Diferença entre preço “no papel” e preço físico
Abriu-se uma diferença entre o preço “no papel” e o preço físico: o Brent datado (preço do Brent para entregas físicas em datas específicas) foi negociado perto de US$ 117 por barril (bbl), enquanto os contratos futuros de Brent do primeiro mês (acordo para comprar/vender no futuro, com vencimento mais próximo) fecharam pouco abaixo de US$ 95 por barril. O principal risco de alta citado é um fracasso nas conversas de paz entre EUA e Irã. Com compradores mudando para barris dos EUA (petróleo produzido nos EUA), espera-se que o mercado interno americano fique mais apertado, enquanto a interrupção no Oriente Médio continua. Porém, a atividade de perfuração (novos poços sendo abertos) nos EUA quase não mudou desde o começo do conflito. As projeções da EIA (agência de energia dos EUA) indicam pouca mudança na produção de petróleo bruto dos EUA neste ano. Um aumento na perfuração só deve afetar a produção de forma mais clara ao longo de 2027. Há um descompasso importante entre o mercado de futuros de petróleo e a situação física. O preço do Brent datado físico está com um prêmio (valor acima) de mais de US$ 20 em relação ao contrato futuro do primeiro mês, um diferencial que indica escassez extrema. Essa diferença sugere uma oportunidade, porque os futuros parecem estar precificando um acordo de paz que está longe de ser garantido.Posicionamento para ajuste de preços
O mercado físico está mais apertado por causa das interrupções em andamento no Estreito de Ormuz, que teriam retirado cerca de 13 milhões de barris por dia do mercado.
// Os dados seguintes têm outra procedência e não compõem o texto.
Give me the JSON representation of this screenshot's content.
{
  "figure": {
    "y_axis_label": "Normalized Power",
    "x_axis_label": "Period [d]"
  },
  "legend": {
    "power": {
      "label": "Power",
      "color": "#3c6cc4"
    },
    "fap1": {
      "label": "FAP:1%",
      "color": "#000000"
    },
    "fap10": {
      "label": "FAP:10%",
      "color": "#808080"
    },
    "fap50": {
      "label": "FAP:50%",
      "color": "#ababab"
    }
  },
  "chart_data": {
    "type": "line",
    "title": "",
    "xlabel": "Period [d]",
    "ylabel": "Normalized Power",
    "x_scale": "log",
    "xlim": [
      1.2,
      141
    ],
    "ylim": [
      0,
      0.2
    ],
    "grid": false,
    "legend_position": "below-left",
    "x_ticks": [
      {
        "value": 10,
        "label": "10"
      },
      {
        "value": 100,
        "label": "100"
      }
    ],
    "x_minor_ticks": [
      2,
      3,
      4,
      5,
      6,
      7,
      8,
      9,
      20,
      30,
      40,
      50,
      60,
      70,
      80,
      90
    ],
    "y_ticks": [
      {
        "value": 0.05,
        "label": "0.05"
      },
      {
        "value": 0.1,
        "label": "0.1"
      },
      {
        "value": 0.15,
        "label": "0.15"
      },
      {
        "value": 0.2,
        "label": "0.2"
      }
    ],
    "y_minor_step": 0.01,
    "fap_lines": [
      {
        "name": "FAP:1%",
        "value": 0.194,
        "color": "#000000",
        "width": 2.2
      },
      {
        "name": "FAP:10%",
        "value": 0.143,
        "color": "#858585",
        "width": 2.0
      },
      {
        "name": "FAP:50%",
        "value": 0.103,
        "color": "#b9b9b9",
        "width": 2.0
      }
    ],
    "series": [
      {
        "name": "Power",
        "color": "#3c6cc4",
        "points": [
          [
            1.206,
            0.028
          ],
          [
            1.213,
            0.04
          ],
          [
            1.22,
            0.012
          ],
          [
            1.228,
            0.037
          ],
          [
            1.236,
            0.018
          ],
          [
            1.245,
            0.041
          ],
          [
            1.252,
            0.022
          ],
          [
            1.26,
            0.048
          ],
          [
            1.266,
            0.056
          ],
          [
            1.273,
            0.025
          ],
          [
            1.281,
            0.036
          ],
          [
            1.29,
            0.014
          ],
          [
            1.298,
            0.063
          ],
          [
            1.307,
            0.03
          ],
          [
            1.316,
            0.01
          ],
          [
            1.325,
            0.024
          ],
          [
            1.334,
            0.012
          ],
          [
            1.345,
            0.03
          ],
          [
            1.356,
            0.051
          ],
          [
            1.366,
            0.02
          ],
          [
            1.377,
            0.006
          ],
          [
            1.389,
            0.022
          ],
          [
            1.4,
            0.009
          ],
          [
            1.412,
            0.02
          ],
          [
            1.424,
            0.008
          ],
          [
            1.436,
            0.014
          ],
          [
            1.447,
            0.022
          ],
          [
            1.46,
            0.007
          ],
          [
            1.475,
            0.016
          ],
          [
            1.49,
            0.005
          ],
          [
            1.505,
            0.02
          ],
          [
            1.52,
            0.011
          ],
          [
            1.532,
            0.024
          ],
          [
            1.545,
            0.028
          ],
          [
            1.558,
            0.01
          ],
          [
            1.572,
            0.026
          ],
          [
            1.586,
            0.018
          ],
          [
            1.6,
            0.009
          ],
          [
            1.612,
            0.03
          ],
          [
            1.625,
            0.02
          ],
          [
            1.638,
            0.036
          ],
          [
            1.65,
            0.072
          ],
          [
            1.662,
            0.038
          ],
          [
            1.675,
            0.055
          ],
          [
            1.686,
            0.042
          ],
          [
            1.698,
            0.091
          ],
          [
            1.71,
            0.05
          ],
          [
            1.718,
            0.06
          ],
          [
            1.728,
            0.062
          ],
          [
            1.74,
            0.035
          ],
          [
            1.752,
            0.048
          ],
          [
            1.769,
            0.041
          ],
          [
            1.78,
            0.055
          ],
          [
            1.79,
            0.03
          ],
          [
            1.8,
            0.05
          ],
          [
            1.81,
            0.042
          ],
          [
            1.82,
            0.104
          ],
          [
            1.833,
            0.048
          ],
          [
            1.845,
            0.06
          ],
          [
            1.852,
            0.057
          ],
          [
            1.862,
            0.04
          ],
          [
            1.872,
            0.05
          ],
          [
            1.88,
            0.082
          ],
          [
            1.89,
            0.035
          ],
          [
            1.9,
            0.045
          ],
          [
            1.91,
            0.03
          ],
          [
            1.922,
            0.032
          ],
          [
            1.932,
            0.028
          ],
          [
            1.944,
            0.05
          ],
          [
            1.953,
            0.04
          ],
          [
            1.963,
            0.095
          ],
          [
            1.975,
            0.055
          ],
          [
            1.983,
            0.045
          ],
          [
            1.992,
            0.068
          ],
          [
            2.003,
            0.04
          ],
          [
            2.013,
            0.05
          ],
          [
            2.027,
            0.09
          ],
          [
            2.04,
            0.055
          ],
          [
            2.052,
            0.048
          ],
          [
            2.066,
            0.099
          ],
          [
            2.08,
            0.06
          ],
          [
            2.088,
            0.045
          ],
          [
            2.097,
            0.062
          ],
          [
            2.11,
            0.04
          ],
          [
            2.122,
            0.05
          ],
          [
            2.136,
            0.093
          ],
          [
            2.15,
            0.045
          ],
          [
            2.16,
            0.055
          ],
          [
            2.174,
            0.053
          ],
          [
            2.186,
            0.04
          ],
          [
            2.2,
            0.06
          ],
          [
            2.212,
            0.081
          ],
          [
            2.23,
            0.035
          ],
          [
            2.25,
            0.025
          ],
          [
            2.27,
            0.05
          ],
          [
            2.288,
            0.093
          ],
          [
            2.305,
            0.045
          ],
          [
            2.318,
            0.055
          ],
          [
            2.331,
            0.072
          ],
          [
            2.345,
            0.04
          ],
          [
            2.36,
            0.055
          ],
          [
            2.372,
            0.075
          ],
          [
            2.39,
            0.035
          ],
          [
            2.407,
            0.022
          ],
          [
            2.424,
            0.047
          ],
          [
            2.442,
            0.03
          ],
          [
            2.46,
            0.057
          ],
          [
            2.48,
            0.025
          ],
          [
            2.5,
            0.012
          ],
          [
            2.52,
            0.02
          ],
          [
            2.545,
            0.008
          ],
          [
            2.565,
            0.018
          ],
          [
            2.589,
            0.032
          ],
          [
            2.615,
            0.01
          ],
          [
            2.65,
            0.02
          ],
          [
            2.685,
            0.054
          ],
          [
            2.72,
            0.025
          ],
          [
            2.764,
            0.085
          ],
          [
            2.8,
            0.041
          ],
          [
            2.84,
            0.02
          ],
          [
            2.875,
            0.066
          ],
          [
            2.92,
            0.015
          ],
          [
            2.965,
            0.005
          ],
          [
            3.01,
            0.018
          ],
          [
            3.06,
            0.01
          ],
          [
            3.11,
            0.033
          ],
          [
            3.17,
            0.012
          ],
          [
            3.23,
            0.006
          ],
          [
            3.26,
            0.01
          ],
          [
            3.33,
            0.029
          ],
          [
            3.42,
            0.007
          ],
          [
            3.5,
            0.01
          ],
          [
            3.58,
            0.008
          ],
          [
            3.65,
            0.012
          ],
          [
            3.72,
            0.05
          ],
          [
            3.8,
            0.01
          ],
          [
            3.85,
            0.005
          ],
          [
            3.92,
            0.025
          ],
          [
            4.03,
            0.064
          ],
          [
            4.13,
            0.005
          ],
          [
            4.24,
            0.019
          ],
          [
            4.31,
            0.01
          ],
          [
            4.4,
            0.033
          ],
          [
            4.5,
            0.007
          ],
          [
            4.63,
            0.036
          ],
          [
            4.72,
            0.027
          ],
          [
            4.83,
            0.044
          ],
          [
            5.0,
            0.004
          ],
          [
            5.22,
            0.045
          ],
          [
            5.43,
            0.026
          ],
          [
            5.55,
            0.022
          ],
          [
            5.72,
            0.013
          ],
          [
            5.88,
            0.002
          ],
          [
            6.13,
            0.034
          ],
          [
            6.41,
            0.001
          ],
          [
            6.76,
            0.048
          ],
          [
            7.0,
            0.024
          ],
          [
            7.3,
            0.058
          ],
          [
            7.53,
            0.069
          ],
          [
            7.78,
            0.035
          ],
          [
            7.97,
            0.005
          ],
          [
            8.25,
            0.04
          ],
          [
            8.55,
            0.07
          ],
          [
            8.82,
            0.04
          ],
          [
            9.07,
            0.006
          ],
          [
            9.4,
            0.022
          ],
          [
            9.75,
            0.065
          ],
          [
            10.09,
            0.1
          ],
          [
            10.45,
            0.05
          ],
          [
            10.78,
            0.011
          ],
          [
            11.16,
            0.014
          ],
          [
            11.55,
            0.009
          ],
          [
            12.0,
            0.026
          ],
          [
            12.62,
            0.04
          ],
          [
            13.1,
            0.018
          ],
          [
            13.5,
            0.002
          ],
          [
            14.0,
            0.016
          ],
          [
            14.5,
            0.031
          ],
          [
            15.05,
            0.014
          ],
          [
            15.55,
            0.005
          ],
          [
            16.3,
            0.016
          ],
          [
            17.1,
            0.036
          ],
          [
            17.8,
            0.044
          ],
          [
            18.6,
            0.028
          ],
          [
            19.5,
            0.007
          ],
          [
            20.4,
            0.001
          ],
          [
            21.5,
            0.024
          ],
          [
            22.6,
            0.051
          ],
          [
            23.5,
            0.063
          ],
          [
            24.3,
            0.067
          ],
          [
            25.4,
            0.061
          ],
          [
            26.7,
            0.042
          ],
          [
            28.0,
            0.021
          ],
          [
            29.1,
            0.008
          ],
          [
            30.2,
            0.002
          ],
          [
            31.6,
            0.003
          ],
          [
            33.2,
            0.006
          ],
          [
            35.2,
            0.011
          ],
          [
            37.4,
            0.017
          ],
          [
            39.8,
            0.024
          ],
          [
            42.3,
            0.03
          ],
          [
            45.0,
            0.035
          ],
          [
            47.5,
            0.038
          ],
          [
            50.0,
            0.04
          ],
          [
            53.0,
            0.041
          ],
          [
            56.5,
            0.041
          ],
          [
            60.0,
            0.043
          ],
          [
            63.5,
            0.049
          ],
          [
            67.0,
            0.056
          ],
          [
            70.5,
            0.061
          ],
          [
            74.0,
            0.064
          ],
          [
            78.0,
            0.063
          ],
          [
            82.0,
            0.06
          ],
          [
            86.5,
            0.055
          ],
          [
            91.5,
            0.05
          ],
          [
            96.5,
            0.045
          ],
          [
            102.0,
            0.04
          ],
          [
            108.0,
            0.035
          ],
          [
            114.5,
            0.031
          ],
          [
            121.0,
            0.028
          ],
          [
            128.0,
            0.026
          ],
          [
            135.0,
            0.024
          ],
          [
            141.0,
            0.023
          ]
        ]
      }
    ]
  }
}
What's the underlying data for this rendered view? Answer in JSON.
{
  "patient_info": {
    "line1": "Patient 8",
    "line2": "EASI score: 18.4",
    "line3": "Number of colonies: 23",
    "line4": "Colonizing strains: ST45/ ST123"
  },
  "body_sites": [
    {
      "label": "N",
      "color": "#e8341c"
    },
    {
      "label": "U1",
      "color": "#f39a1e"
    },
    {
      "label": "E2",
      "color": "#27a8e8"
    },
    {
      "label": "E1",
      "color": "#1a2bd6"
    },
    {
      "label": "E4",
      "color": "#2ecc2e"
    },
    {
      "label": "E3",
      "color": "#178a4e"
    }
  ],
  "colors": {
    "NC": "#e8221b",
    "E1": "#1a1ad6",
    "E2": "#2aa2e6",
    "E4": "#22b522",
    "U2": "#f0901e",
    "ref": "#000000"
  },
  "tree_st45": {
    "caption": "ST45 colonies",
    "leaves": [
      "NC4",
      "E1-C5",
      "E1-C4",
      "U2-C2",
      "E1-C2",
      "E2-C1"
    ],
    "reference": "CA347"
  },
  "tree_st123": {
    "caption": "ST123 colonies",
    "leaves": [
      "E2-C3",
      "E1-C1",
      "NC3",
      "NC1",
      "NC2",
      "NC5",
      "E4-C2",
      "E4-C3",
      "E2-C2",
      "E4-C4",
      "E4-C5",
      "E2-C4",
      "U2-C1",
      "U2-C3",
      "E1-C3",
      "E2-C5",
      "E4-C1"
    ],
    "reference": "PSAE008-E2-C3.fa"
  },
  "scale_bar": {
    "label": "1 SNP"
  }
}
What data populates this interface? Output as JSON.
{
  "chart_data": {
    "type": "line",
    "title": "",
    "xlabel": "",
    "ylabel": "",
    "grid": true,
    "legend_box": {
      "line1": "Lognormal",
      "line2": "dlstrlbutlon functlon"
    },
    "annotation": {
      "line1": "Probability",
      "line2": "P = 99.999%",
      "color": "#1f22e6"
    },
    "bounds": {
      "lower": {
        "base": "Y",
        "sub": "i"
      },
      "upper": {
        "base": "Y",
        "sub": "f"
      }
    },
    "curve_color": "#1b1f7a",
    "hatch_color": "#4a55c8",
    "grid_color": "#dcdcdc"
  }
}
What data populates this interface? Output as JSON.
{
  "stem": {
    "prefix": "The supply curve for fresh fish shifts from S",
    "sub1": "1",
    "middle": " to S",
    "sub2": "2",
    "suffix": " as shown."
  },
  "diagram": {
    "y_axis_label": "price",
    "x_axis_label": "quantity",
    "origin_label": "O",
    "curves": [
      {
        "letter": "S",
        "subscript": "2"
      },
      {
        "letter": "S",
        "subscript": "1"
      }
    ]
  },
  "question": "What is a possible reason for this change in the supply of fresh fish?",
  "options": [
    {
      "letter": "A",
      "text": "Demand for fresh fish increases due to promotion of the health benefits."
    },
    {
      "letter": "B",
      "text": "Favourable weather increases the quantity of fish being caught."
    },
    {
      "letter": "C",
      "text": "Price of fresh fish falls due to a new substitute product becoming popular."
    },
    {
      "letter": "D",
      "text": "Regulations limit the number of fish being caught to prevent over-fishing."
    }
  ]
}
O relatório mais recente da IEA (agência internacional de energia) confirma isso, mostrando que os estoques globais de petróleo bruto caíram 2,1 milhões de barris por dia na semana passada, a maior queda deste ano. Mesmo assim, os futuros de Brent do primeiro mês continuam abaixo de US$ 100 por barril, puxados pela esperança de uma extensão do cessar-fogo entre EUA e Irã. Isso lembra as condições de mercado de meados de 2025, antes da escalada do conflito, quando o risco geopolítico foi subestimado e houve uma correção forte de preços. Operadores podem considerar se posicionar para que o mercado futuro volte a ficar alinhado com a oferta física apertada. O risco está mais para alta se as conversas de paz, que são frágeis, falharem. A resposta esperada da oferta dos EUA não apareceu, aumentando a pressão de alta. A contagem de sondas (número de equipamentos de perfuração em operação) da Baker Hughes divulgada na sexta-feira passada mostrou um aumento líquido de apenas três sondas de petróleo, confirmando que os produtores seguem cautelosos para acelerar a perfuração. Essa falta de investimento torna improvável que um aumento relevante da produção dos EUA seja sentido antes de 2027, deixando o mercado vulnerável a choques de oferta pelo resto deste ano. Com a volatilidade implícita baixa (estimativa do mercado para o quanto o preço pode oscilar), comprar opções de compra (call options, que dão o direito de comprar a um preço definido) de prazo mais longo é uma estratégia para se expor a uma possível disparada de preços, limitando o risco. Como alternativa, operações de spread de calendário (estratégia que compra e vende contratos com vencimentos diferentes) que apostam no fortalecimento do início da curva (contratos mais próximos) contra contratos mais longos podem lucrar com a escassez física persistente. Vemos o preço atual dos futuros como refletindo uma visão otimista demais da situação geopolítica.